Ketamine and lanicemine, NMDA receptors antagonists, activate the mechanistic target of the rapamycin (mTOR) singling pathway and increase the expression of synaptic signaling protein and the formation of new synapses in the prefrontal cortex, which may be involved in the pathophysiology of mood disorders.

Ketamine administration increased the expression of NMDA receptors in the hippocampus and decreased the expression of BDNF. Moreover, ketamine regulates fear generalization through GluN2B/BDNF signaling.

Ketamine induces a focal increase in the activity of the prefrontal cortex in healthy volunteers, presumably via inhibition of NMDARs at GABAergic neurons. Ketamine also shows an acute antidepressant effect in vivo, but the long-lasting effect is still unknown.

Ketamine blocks the NMDARs at GABAergic interneurons, which release glutamate, which triggers the release of BDNF, which leads to protein synthesis.

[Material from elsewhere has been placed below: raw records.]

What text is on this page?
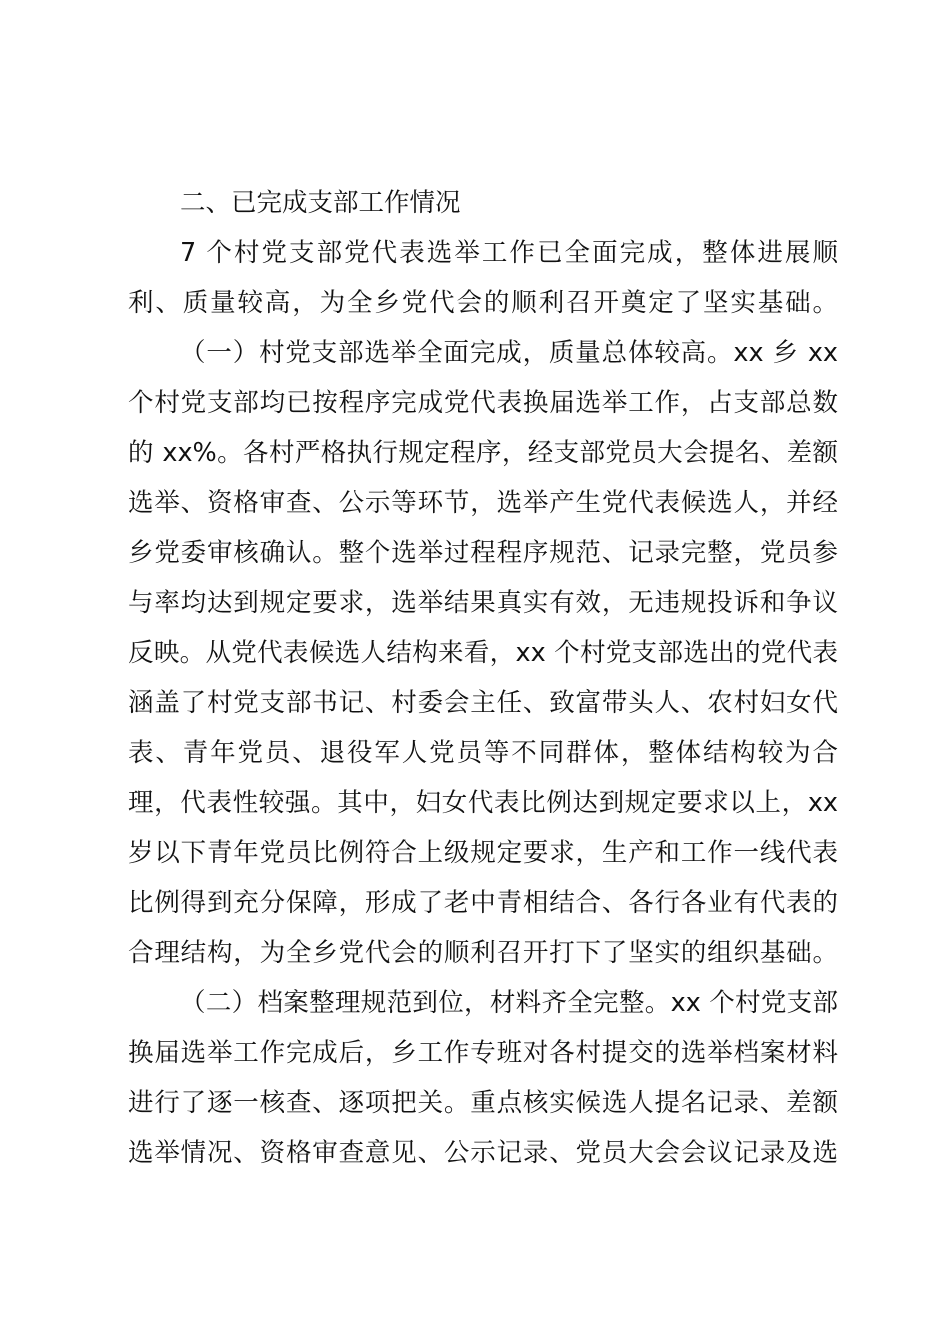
二、已完成支部工作情况
7 个村党支部党代表选举工作已全面完成，整体进展顺
利、质量较高，为全乡党代会的顺利召开奠定了坚实基础。
（一）村党支部选举全面完成，质量总体较高。xx 乡 xx
个村党支部均已按程序完成党代表换届选举工作，占支部总数
的 xx%。各村严格执行规定程序，经支部党员大会提名、差额
选举、资格审查、公示等环节，选举产生党代表候选人，并经
乡党委审核确认。整个选举过程程序规范、记录完整，党员参
与率均达到规定要求，选举结果真实有效，无违规投诉和争议
反映。从党代表候选人结构来看，xx 个村党支部选出的党代表
涵盖了村党支部书记、村委会主任、致富带头人、农村妇女代
表、青年党员、退役军人党员等不同群体，整体结构较为合
理，代表性较强。其中，妇女代表比例达到规定要求以上，xx
岁以下青年党员比例符合上级规定要求，生产和工作一线代表
比例得到充分保障，形成了老中青相结合、各行各业有代表的
合理结构，为全乡党代会的顺利召开打下了坚实的组织基础。
（二）档案整理规范到位，材料齐全完整。xx 个村党支部
换届选举工作完成后，乡工作专班对各村提交的选举档案材料
进行了逐一核查、逐项把关。重点核实候选人提名记录、差额
选举情况、资格审查意见、公示记录、党员大会会议记录及选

3.3. mGluR mediating effect of ketamine

Metabotropic glutamate receptors (mGluR) are present both at pre and postsynaptic neurons. Ketamine also targets mGluR2 to induce antidepressant response, but the mechanism of this effect is still unclear.

3.4. Cholecystokinin mediating effect of ketamine

Cholecystokinin (CCK) is the most abundant neuropeptide in the brain and is a critical modulator of neuroplasticity. It has been found that a lack of the CCK gene results in the impairment of spatial memory and decreased anxiety and depressive behavior. CCK-4 infusion induces acute panic attacks in patients with panic disorders and PTSD, and triggers trauma-related flashbacks in PTSD patients. CCK-4 may be involved in the etiology of both PTSD and Panic disorders.

Ketamine shows an acute antidepressant effect by blocking the LHb glutamate burst firing and LTP formation at the lateral entorhinal cortex-dentate gyrus synapse. Ketamine preferentially blocks the release of CCK which could lead to blockage of LTP formation.

  1. Conclusion and future perspectives

Although many studies have been performed on the effect of ketamine against stress-related disorders, the underlying molecular mechanism, and possible side effects remain to be carefully defined. Detailed investigation of ketamine effect on PTSD using specific assay protocol will no doubt reveal more insight. Ketamine could have a time and dose-dependent effect on PTSD. It is important to examine the effect of ketamine on PTSD with a dose-dependent response at a specific time window.